Roger Ebert on Sarah Palin, August 19, 2010:
By implying Dr. Laura was silenced by “Constitutional obstructionists,” [Palin] employs the methodology of the Big Lie, defined in Mein Kampf as an untruth so colossal that “no one would believe that others could have the impudence to distort the truth so infamously.”
Roger Ebert on Sarah Palin, January 8th, 2011:
Sarah Palin rummages online frantically erasing her rabble-rousing Tweets like a Stalinist trimming non-persons out of photos.
Because GOP as Nazi comparisons are so 2010 — particularly when you’ve already made them yourself.
Related: Jim Emerson, the editor of RoberEbert.com gave the 2006 film “Death of the President,” which speculated on the assassination of then-President Bush a big thumbs up:
The scenario is a familiar one: What would happen if a much-hated world leader was killed in office? Since the failed assassination attempts on Adolph Hitler, fictions imagining how things might have changed with the elimination of one powerful figure have fascinated historians and the public. How could they not?
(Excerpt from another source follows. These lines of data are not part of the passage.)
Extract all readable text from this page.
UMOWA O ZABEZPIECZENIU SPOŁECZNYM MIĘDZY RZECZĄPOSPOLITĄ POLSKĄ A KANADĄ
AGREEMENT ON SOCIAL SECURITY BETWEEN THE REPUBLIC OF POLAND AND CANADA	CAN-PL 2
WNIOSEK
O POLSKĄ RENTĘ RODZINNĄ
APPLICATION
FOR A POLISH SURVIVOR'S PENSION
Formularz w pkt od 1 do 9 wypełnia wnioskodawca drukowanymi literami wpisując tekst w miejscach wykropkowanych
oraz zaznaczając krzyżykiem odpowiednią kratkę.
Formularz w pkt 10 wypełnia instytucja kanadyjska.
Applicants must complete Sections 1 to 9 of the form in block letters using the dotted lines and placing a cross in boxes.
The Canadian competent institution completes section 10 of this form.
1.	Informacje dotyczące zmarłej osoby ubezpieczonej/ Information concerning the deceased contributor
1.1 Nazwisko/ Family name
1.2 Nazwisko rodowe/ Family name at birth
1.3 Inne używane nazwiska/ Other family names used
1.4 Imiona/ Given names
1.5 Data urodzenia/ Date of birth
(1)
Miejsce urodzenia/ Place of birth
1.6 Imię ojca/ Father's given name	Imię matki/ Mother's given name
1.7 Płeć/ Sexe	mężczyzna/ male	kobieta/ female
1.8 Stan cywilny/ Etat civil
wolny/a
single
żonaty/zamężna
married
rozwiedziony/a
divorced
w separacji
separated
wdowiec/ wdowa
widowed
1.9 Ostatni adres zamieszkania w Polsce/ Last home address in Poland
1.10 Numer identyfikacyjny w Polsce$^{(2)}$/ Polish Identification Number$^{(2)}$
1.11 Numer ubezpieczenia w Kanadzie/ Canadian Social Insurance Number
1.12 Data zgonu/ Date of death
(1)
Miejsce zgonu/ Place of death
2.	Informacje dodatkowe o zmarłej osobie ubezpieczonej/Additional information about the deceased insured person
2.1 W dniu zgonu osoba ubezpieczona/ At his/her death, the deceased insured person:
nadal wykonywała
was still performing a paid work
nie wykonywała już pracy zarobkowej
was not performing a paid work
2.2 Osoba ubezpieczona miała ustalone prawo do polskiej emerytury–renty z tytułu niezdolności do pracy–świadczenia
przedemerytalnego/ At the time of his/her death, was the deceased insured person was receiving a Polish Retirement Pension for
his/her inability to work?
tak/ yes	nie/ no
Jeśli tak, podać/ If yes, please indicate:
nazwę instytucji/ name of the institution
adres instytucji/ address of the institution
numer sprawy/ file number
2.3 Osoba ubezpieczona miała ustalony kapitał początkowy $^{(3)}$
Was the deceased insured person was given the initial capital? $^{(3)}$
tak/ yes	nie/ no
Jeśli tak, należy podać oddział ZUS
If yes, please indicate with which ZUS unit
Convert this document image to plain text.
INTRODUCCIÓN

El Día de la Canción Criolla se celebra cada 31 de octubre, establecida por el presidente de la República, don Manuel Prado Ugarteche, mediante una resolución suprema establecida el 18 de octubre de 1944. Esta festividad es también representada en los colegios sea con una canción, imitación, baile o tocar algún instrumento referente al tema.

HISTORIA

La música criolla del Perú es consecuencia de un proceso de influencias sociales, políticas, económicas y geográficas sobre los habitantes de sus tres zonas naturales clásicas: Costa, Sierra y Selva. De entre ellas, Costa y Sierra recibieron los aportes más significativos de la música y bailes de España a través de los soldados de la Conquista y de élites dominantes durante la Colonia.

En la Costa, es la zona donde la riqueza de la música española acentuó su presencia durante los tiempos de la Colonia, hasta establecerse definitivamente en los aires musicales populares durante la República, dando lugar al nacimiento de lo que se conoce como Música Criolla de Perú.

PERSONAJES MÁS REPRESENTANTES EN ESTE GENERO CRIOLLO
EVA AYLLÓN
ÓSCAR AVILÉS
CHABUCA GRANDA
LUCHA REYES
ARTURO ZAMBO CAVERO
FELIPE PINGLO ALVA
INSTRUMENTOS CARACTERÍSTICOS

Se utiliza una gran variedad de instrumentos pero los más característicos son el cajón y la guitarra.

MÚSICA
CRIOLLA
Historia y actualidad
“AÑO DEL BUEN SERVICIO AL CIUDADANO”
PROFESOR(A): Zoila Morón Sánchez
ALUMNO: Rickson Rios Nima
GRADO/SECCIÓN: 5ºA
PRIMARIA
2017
We all know that four U.S. presidents have been assassinated, and that every president faces that threat every day. Gerald Ford, one of our most benign chief executives, survived two murder attempts in the month of September 1975 alone — and he was never as divisive and generally reviled as Bush Jr., whose methods and ideology have been vilified as Hitlerian in real-life speeches and demonstrations that we’ve all seen already. (I’m speaking only about the real-life hatred the man has evoked worldwide, not the aptness of the Nazi comparison or whether such virulence is justified by his words and actions in office.)
Still though, take two Godwins out of petty cash.
Oh, and this:
“There’s no reason to be threatened by this film, any more than there was to be by “United 93” or “World Trade Center.” It’s responsible and observant about the world we live in — and it’s certainly not going to give anybody any ideas they haven’t had already.